The River Phoenix connection adds another layer. Both Anderson and DiCaprio grew up idolizing Phoenix, who starred in the Lumet film. "A guiding light," Anderson called him. The film is quietly, never explicitly, in conversation with what it means to be Phoenix's generation: idealistic, combustible, maybe doomed.
The Hair That Broke Him Open
The most personal section of One Battle After Another didn't come from Pynchon or Pontecorvo. It came from Anderson's experience raising mixed-race daughters with Maya Rudolph — specifically, from his inability to do their hair.

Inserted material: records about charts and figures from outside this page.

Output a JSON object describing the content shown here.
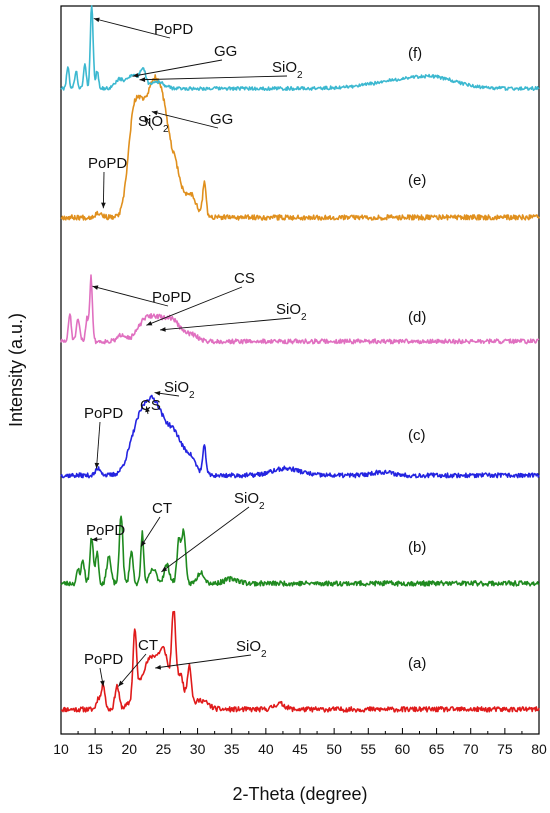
{
  "chart_data": {
    "type": "line",
    "title": "",
    "xlabel": "2-Theta (degree)",
    "ylabel": "Intensity (a.u.)",
    "xlim": [
      10,
      80
    ],
    "xticks": [
      10,
      15,
      20,
      25,
      30,
      35,
      40,
      45,
      50,
      55,
      60,
      65,
      70,
      75,
      80
    ],
    "grid": false,
    "legend": "none",
    "series": [
      {
        "key": "a",
        "name": "(a)",
        "color": "#e01b1b",
        "baseline": 0.02,
        "seed": 11,
        "noise": 0.022,
        "peaks": [
          [
            15.5,
            0.05,
            0.3
          ],
          [
            16.2,
            0.11,
            0.25
          ],
          [
            18.2,
            0.1,
            0.3
          ],
          [
            20.8,
            0.28,
            0.25
          ],
          [
            22.5,
            0.1,
            1.5
          ],
          [
            24,
            0.16,
            1.5
          ],
          [
            25.2,
            0.12,
            0.6
          ],
          [
            26.5,
            0.36,
            0.3
          ],
          [
            27.5,
            0.14,
            0.5
          ],
          [
            28.8,
            0.18,
            0.3
          ],
          [
            30.5,
            0.04,
            1.0
          ],
          [
            42,
            0.025,
            0.8
          ]
        ],
        "annotations": [
          {
            "text": "PoPD",
            "sub": "",
            "point": [
              16.2,
              0.12
            ]
          },
          {
            "text": "CT",
            "sub": "",
            "point": [
              18.4,
              0.12
            ]
          },
          {
            "text": "SiO",
            "sub": "2",
            "point": [
              23.8,
              0.2
            ]
          }
        ]
      },
      {
        "key": "b",
        "name": "(b)",
        "color": "#1f8a1f",
        "baseline": 0.02,
        "seed": 23,
        "noise": 0.022,
        "peaks": [
          [
            12.5,
            0.06,
            0.2
          ],
          [
            13.2,
            0.1,
            0.25
          ],
          [
            14.5,
            0.2,
            0.25
          ],
          [
            15.3,
            0.14,
            0.2
          ],
          [
            17,
            0.12,
            0.3
          ],
          [
            18.8,
            0.3,
            0.25
          ],
          [
            20.3,
            0.14,
            0.25
          ],
          [
            21.9,
            0.22,
            0.2
          ],
          [
            23.5,
            0.06,
            0.5
          ],
          [
            25.5,
            0.08,
            0.4
          ],
          [
            27.3,
            0.2,
            0.3
          ],
          [
            28,
            0.22,
            0.25
          ],
          [
            30.5,
            0.05,
            0.5
          ],
          [
            35,
            0.02,
            1.0
          ]
        ],
        "annotations": [
          {
            "text": "PoPD",
            "sub": "",
            "point": [
              14.5,
              0.21
            ]
          },
          {
            "text": "CT",
            "sub": "",
            "point": [
              21.7,
              0.18
            ]
          },
          {
            "text": "SiO",
            "sub": "2",
            "point": [
              24.7,
              0.07
            ]
          }
        ]
      },
      {
        "key": "c",
        "name": "(c)",
        "color": "#2424e0",
        "baseline": 0.02,
        "seed": 37,
        "noise": 0.02,
        "peaks": [
          [
            15.5,
            0.03,
            0.4
          ],
          [
            21,
            0.12,
            1.2
          ],
          [
            23.5,
            0.32,
            1.7
          ],
          [
            26.8,
            0.14,
            1.1
          ],
          [
            29,
            0.07,
            0.8
          ],
          [
            31,
            0.12,
            0.25
          ],
          [
            43,
            0.03,
            2.0
          ],
          [
            57,
            0.015,
            1.5
          ]
        ],
        "annotations": [
          {
            "text": "PoPD",
            "sub": "",
            "point": [
              15.2,
              0.05
            ]
          },
          {
            "text": "CS",
            "sub": "",
            "point": [
              22.5,
              0.32
            ]
          },
          {
            "text": "SiO",
            "sub": "2",
            "point": [
              23.7,
              0.38
            ]
          }
        ]
      },
      {
        "key": "d",
        "name": "(d)",
        "color": "#e070c0",
        "baseline": 0.02,
        "seed": 51,
        "noise": 0.02,
        "peaks": [
          [
            11.3,
            0.12,
            0.2
          ],
          [
            12.5,
            0.09,
            0.25
          ],
          [
            13.8,
            0.1,
            0.2
          ],
          [
            14.4,
            0.28,
            0.2
          ],
          [
            19,
            0.03,
            0.6
          ],
          [
            22,
            0.05,
            1.0
          ],
          [
            24,
            0.1,
            1.5
          ],
          [
            26.5,
            0.07,
            1.0
          ],
          [
            29,
            0.03,
            1.0
          ]
        ],
        "annotations": [
          {
            "text": "PoPD",
            "sub": "",
            "point": [
              14.6,
              0.26
            ]
          },
          {
            "text": "CS",
            "sub": "",
            "point": [
              22.5,
              0.09
            ]
          },
          {
            "text": "SiO",
            "sub": "2",
            "point": [
              24.5,
              0.07
            ]
          }
        ]
      },
      {
        "key": "e",
        "name": "(e)",
        "color": "#e0901e",
        "baseline": 0.02,
        "seed": 67,
        "noise": 0.022,
        "peaks": [
          [
            15.5,
            0.02,
            0.5
          ],
          [
            20.5,
            0.33,
            0.8
          ],
          [
            22,
            0.4,
            1.0
          ],
          [
            23.8,
            0.46,
            0.9
          ],
          [
            25.2,
            0.32,
            0.8
          ],
          [
            26.8,
            0.2,
            0.8
          ],
          [
            29,
            0.1,
            0.8
          ],
          [
            31,
            0.15,
            0.25
          ]
        ],
        "annotations": [
          {
            "text": "PoPD",
            "sub": "",
            "point": [
              16.2,
              0.06
            ]
          },
          {
            "text": "SiO",
            "sub": "2",
            "point": [
              22.2,
              0.46
            ]
          },
          {
            "text": "GG",
            "sub": "",
            "point": [
              23.3,
              0.48
            ]
          }
        ]
      },
      {
        "key": "f",
        "name": "(f)",
        "color": "#3cb8d0",
        "baseline": 0.02,
        "seed": 79,
        "noise": 0.02,
        "peaks": [
          [
            11,
            0.12,
            0.2
          ],
          [
            12.2,
            0.1,
            0.2
          ],
          [
            13.5,
            0.14,
            0.2
          ],
          [
            14.5,
            0.48,
            0.2
          ],
          [
            15.3,
            0.1,
            0.2
          ],
          [
            18.5,
            0.05,
            0.6
          ],
          [
            20.5,
            0.08,
            0.8
          ],
          [
            22,
            0.1,
            0.4
          ],
          [
            24,
            0.04,
            1.0
          ],
          [
            61,
            0.05,
            5.0
          ],
          [
            65,
            0.03,
            3.0
          ]
        ],
        "annotations": [
          {
            "text": "PoPD",
            "sub": "",
            "point": [
              14.8,
              0.42
            ]
          },
          {
            "text": "GG",
            "sub": "",
            "point": [
              20.5,
              0.09
            ]
          },
          {
            "text": "SiO",
            "sub": "2",
            "point": [
              21.5,
              0.07
            ]
          }
        ]
      }
    ]
  }
}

"As a father of mixed-race girls, it's nearly impossible for me to do their hair as a white man," Anderson said. Bob's fumbling attempts at Willa's hair become a running motif: paternal love meeting practical inadequacy, tenderness without competence. The character Grandma Minnie is named for Minnie Riperton, Rudolph's late mother, who died when Rudolph was very young. Chase Infiniti, who plays Willa, confirmed that Anderson shared these personal stories directly with her as emotional preparation.
You can build a film from books and old movies. But the moments that make audiences cry tend to come from somewhere more specific than a library. This one came from a man who loves his daughters and can't figure out their hair.
The Pattern
Anderson made a film about people who loved something so much they became criminals for it, then had to figure out how to love anything after. That's also a description of his creative process: he spent twenty years in love with a Pynchon novel, tried to adapt it faithfully, gave up, and made something better by stealing.
The full map reveals a director who collects emotional architectures from every medium — novels, nonfiction, old movies, his own family — and runs them through a single question: what does it cost to believe in something? The political radicalism is the surface. The father-daughter story is the point.
If you watch one film before seeing One Battle After Another, make it Running on Empty. Not because the plots are similar, but because Lumet found the same emotional frequency first — the price paid by the children — and Anderson answers it directly. Watch the scene where Christine Lahti goes to see her father. Then you'll understand exactly what Anderson is after.